During Obama's bilateral meeting with Jamaica's prime minister, Portia Simpson Miller, Jamaica's debt will be among matters to be discussed.
Obama will become the first US president to visit Jamaica since 1982 and Zuniga said “we'll have an opportunity to speak with Prime Minister Portia Simpson Miller about our strong support for Jamaica's work to deal with debt crisis, a fiscal crisis… and its strong performance in working with the IMF (International Monetary Fund) and others to address that.
Following his summit with regional leaders, President Obama will have a town hall meeting with young leaders from across the Caribbean.

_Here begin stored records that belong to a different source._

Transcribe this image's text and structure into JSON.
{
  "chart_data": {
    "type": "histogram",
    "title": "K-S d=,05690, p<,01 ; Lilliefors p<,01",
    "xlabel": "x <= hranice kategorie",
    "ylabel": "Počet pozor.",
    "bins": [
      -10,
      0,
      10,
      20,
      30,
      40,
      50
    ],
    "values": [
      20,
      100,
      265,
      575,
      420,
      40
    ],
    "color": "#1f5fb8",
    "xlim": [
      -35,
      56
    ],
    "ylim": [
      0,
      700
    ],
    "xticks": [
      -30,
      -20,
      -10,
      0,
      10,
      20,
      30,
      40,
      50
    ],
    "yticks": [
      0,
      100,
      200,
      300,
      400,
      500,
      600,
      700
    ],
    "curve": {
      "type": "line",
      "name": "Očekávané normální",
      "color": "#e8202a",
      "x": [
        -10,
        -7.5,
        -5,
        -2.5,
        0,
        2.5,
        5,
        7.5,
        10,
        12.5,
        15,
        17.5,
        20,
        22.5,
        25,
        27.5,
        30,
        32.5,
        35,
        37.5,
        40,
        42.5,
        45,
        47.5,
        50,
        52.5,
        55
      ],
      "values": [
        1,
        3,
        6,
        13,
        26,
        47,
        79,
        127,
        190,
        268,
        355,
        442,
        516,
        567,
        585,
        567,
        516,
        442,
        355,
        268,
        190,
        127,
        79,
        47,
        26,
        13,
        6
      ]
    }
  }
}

“This is similar to the types of events you see him do in South-East Asia and Africa where he will be able to focus on our commitment to partner with the youths of the region.
“Then there will be a wreath laying ceremony and then we will depart from Kingston that night,” Rhodes added.
Newly elected St Kitts-Nevis Prime Minister Dr Timothy Harris, who will be attending his first regional summit since his election last February, said he was looking forward to the meeting as it will give the region a further boost in its relationship with the United States.
“This is an important summit. President Obama by coming to us is signalling the continuing interest of the USA in constructive engagement in the Caribbean. The areas which seem most profitable relate to security, renewable energy and the competitiveness of the region. We look forward to more concrete outcomes and deliverables,” he added.
Regional leaders will meet in caucus today prior to the summit with President Obama.